O’Hearn leaned back and shoved his hands in his pockets.
“Yeah, yeah, all right already. I figured it was just us guys talking, old friends, so I took a little liberty.”
“That’s still pretty harsh. Even for you.”
Jameson studied the report as he ran his tongue over
his teeth. O’Hearn yawned and stretched.
“So now, after two weeks, they think something might be up?”
“J. Rex, I already told you what I know.”

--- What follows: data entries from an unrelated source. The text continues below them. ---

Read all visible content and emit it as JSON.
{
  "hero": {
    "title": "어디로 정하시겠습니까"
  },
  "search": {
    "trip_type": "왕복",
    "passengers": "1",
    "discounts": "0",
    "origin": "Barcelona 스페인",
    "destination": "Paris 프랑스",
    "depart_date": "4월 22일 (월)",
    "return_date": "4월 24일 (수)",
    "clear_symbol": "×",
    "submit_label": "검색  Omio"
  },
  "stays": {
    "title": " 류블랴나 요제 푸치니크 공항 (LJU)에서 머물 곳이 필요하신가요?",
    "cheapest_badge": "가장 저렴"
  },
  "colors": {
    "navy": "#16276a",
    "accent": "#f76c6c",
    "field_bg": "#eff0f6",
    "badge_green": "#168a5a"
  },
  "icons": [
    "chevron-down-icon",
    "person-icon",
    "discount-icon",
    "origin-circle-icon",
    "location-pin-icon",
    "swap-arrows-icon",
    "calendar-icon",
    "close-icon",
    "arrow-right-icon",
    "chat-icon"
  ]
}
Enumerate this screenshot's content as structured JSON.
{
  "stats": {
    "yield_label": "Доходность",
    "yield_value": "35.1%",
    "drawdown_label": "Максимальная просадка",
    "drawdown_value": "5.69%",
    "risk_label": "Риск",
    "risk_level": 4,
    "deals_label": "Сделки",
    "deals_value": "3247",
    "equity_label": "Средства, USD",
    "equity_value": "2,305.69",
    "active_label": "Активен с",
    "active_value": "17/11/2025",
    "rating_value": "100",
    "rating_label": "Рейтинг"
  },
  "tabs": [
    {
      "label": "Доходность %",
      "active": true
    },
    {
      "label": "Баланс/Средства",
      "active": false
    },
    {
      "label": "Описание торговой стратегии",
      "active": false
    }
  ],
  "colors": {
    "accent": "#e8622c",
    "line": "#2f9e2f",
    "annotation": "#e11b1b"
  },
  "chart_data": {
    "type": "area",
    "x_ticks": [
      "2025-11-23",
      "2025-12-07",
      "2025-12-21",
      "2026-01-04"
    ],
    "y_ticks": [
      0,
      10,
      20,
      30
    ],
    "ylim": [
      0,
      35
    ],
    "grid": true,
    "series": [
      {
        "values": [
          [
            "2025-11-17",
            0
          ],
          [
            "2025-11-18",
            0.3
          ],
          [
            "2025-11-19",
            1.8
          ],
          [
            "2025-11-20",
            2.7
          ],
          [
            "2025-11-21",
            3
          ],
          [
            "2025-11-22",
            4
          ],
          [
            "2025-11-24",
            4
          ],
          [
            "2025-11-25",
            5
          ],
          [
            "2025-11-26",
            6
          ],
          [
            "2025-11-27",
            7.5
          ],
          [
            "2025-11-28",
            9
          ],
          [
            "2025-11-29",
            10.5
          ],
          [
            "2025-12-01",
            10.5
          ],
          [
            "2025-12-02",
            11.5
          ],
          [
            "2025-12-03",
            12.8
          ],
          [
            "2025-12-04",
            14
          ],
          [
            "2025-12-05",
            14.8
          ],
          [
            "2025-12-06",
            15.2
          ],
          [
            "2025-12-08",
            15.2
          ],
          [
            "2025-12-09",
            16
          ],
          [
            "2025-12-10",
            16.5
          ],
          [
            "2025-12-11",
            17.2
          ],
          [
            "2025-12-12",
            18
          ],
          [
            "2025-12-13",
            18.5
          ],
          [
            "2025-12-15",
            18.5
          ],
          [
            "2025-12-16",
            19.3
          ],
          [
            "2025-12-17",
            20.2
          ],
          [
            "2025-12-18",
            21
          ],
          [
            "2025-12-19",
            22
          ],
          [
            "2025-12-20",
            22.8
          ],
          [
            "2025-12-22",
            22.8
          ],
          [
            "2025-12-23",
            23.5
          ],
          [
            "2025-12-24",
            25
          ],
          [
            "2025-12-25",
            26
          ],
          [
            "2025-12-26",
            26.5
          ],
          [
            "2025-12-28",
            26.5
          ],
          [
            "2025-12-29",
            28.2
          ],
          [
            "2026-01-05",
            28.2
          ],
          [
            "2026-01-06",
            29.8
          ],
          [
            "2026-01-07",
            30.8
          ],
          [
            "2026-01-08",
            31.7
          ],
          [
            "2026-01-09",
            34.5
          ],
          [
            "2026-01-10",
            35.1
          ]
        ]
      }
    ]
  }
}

“But you’re the one who took the call.”
“It was a short conversation. Nobody’s seen her, not even the doorman at her building. People were starting to get concerned. She lived in that building where we had those arson incidents Labor Day weekend. Her unit was torched pretty bad.”
Jameson’s tongue and teeth felt like they had been dipped in lard.
“Uh…doesn’t that seem like it might be related?”
“Not necessarily. Other units got hit. There was another one torched worse than hers. This girl was already away when the vandals hit her building.”
The detective walked over to the watercooler, guzzled a drink, crumpled the paper cup, and threw it toward the trash. He missed.
“A missing girl and a torched apartment.”
“You got it.”
Jameson picked up the paper cup and this time hit the mark.
“Interesting.”
The detective sat back at his desk.
“So it doesn’t sound fishy to you? The fire and the girl being gone?”
Captain O’Hearn shrugged and rubbed his bald pate. His stomach growled.
“Sounds like a coincidence and nothing more. Now stop grilling me. The only reason I took that report is because it got routed to me by Mabel, that fucking cunt up front.”
“Hey, hey, hey,” Jameson said, eyeing the rookie. “Put a lid on that. You’re a superior, you’re supposed to be setting the tone around here. What’s the matter with you?”
“Yeah, yeah, yeah,” O’Hearn said in a lower voice. “But that Mabel got me so fucking heated. Fucking rabble-rousing bitch.” The edge had returned to his voice. “That call shouldn’t have come to me. Mabel knew exactly what she was doing. She’s done it at least three times a day since I called things off. You wouldn’t believe the shit she’s routing my way. She knows I can’t do anything about it. I’d have to admit I was nailing her, and God knows what kind of Pandora’s box that would be. IA’d be all over it.”